Index
E1E;Norm
11997E056 EG Art56;Beachte
Vorabentscheidungsverfahren:* EU-Register: EU 2005/0001 * EuGH-Zahl: C-157/05 * EuGH-Entscheidung:EuGH 62005CJ0157 24. Mai 2007 * Enderledigung des gegenständlichen Ausgangsverfahrens im fortgesetzten Verfahren: 2007/15/0131 E 26. Juli 2007 Vorabentscheidungsverfahren:* Ausgesetztes Verfahren: 2000/15/0137 B 3. Juli 2003 * EuGH-Entscheidung: EuGH 62002CJ0315 15. Juli 2004Betreff
Der Verwaltungsgerichtshof hat durch den Vorsitzenden Vizepräsident Dr. W. Pesendorfer und die Hofräte Dr. Sulyok, Dr. Fuchs, Dr. Zorn und Dr. Zehetner als Richter, im Beisein des Schriftführers MMag. Twardosz, LL.M., über die Beschwerde des W in E, vertreten durch Dr. Arnold, Rechtsanwalts-Kommandit-Partnerschaft in 1010 Wien, Wipplingerstraße 10, gegen den Bescheid der Finanzlandesdirektion für Salzburg vom 3. Juli 2000, Zl.
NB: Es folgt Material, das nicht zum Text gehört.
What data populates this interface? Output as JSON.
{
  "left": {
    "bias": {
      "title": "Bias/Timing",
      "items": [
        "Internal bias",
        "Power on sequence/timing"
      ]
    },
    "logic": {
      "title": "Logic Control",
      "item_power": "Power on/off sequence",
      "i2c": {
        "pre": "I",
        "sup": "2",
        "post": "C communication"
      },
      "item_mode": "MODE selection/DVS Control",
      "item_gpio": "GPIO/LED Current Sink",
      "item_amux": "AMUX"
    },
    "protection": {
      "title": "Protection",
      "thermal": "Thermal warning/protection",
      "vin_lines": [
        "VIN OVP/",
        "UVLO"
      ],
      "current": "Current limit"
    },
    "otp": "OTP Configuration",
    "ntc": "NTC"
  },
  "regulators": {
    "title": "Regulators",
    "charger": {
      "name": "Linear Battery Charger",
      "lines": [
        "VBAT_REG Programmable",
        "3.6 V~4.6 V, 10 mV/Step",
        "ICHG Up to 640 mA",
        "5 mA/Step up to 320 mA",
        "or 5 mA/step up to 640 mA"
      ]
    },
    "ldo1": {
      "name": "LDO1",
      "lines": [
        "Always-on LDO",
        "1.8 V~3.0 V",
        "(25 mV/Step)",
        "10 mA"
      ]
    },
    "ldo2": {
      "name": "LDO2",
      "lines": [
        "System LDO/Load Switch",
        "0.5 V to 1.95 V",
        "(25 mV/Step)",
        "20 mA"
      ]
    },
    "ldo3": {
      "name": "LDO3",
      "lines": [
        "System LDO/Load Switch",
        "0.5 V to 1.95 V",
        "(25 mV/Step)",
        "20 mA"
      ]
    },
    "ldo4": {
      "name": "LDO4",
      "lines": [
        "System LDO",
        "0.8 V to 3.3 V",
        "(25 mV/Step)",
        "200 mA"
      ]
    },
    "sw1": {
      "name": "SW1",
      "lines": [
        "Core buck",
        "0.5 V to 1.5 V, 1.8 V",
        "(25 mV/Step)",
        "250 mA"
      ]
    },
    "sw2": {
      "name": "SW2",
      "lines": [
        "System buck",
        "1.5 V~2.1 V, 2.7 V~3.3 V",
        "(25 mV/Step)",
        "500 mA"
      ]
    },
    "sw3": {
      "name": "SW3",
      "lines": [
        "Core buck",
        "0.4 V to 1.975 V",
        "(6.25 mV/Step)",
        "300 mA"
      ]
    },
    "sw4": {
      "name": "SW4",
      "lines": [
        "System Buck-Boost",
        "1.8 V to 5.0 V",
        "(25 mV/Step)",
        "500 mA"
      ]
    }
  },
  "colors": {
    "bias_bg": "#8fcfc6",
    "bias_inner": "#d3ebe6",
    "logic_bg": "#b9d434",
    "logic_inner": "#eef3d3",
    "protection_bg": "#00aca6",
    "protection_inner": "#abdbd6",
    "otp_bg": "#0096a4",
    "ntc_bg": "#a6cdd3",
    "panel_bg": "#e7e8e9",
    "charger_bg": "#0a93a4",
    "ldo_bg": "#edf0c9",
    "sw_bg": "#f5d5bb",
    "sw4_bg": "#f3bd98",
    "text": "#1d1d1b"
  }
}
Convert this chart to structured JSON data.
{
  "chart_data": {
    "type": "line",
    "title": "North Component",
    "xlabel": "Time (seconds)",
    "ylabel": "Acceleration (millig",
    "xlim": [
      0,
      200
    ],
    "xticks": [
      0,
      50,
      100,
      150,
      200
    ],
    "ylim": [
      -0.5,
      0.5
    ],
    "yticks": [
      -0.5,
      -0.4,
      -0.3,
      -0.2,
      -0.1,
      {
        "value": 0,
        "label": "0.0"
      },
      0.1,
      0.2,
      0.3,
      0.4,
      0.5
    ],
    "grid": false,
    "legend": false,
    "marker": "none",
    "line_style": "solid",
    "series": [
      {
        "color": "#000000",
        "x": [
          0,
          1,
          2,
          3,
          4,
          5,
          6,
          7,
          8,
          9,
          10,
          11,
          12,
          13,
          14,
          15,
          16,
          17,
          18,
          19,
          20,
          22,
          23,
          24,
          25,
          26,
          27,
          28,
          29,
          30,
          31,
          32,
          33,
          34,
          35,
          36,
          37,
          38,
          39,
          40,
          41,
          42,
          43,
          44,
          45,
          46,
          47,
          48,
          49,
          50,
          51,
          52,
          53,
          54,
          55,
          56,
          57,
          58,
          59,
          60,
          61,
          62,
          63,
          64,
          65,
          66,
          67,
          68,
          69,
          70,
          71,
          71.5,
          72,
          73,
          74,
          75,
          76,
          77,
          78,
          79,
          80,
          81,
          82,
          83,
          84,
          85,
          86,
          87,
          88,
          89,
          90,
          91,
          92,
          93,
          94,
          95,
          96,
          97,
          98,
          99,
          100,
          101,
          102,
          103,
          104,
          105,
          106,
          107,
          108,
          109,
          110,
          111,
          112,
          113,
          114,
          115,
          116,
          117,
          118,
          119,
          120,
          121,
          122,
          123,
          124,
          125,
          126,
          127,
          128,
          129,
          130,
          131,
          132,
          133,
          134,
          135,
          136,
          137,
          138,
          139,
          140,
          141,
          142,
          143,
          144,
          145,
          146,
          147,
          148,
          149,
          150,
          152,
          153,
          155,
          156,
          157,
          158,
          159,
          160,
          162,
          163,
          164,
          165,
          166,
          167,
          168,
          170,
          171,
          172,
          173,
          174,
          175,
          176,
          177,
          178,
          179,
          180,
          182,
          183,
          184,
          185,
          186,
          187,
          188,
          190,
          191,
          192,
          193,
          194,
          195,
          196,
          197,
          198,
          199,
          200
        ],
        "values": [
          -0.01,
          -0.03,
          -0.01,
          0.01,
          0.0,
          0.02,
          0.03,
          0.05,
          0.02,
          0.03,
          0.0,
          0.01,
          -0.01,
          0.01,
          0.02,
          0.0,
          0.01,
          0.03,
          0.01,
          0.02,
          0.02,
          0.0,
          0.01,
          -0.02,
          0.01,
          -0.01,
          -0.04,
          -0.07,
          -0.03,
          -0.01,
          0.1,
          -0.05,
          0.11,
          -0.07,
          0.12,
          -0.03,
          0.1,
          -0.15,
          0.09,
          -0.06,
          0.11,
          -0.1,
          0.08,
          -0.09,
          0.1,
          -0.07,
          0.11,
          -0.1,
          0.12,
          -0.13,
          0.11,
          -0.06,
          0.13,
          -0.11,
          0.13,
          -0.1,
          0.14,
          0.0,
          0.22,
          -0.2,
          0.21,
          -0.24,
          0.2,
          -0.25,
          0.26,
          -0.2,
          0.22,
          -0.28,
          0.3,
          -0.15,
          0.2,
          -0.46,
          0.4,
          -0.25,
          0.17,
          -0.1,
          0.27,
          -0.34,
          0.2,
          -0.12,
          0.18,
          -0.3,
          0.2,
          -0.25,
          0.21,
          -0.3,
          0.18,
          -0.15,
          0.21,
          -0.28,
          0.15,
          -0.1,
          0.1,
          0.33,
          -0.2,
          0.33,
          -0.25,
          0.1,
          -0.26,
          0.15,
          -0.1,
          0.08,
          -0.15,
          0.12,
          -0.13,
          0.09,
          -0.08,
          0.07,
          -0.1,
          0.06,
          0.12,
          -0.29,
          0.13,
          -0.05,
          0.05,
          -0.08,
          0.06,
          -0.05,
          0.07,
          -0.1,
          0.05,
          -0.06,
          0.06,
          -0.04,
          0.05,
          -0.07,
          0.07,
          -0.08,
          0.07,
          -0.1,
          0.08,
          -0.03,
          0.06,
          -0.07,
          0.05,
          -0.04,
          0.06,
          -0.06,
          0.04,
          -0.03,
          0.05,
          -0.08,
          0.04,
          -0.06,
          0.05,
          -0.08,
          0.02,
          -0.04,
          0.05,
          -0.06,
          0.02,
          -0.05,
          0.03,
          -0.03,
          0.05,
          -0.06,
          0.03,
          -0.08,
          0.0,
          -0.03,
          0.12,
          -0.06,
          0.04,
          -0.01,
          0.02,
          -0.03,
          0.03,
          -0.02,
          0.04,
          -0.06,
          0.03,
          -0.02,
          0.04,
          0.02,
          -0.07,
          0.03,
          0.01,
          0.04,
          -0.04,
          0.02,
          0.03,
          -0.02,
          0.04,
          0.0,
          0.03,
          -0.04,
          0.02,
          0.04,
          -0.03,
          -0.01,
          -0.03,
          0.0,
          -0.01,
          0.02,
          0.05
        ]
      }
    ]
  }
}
RV 231/1-6/99, betreffend Sicherstellungsauftrag, den Beschluss gefasst:
Spruch
Dem Gerichtshof der Europäischen Gemeinschaften (EuGH) wird gemäß Art. 234 EG folgende Frage zur Vorabentscheidung vorgelegt:
Stehen die Bestimmungen über die Kapitalverkehrsfreiheit (Art. 56 ff EG) einer am 31. Dezember 1993 bestehenden (und auch nach dem Beitritt Österreichs zur EU mit 1. Jänner 1995 weiter bestandenen) nationalen Regelung entgegen, wonach Dividenden aus inländischen Aktien mit einem Steuersatz in Höhe der Hälfte des auf das gesamte Einkommen entfallenden Durchschnittsteuersatzes versteuert werden, während Dividenden von einer in einem Drittstaat (im Ausgangsrechtsstreit: Schweiz) ansässigen Aktiengesellschaft, an der der Steuerpflichtige zu zwei Drittel beteiligt ist, stets mit dem normalen Einkommensteuersatz versteuert werden?
Begründung
I. Sachverhalt:
Mit dem vor dem Verwaltungsgerichtshof angefochtenen Bescheid wurde in das Vermögen des Beschwerdeführers die Sicherstellung von Abgabenansprüchen an Einkommensteuer der Jahre 1992 bis 1996 mit einem Gesamtbetrag von S 118,944.088,-- angeordnet.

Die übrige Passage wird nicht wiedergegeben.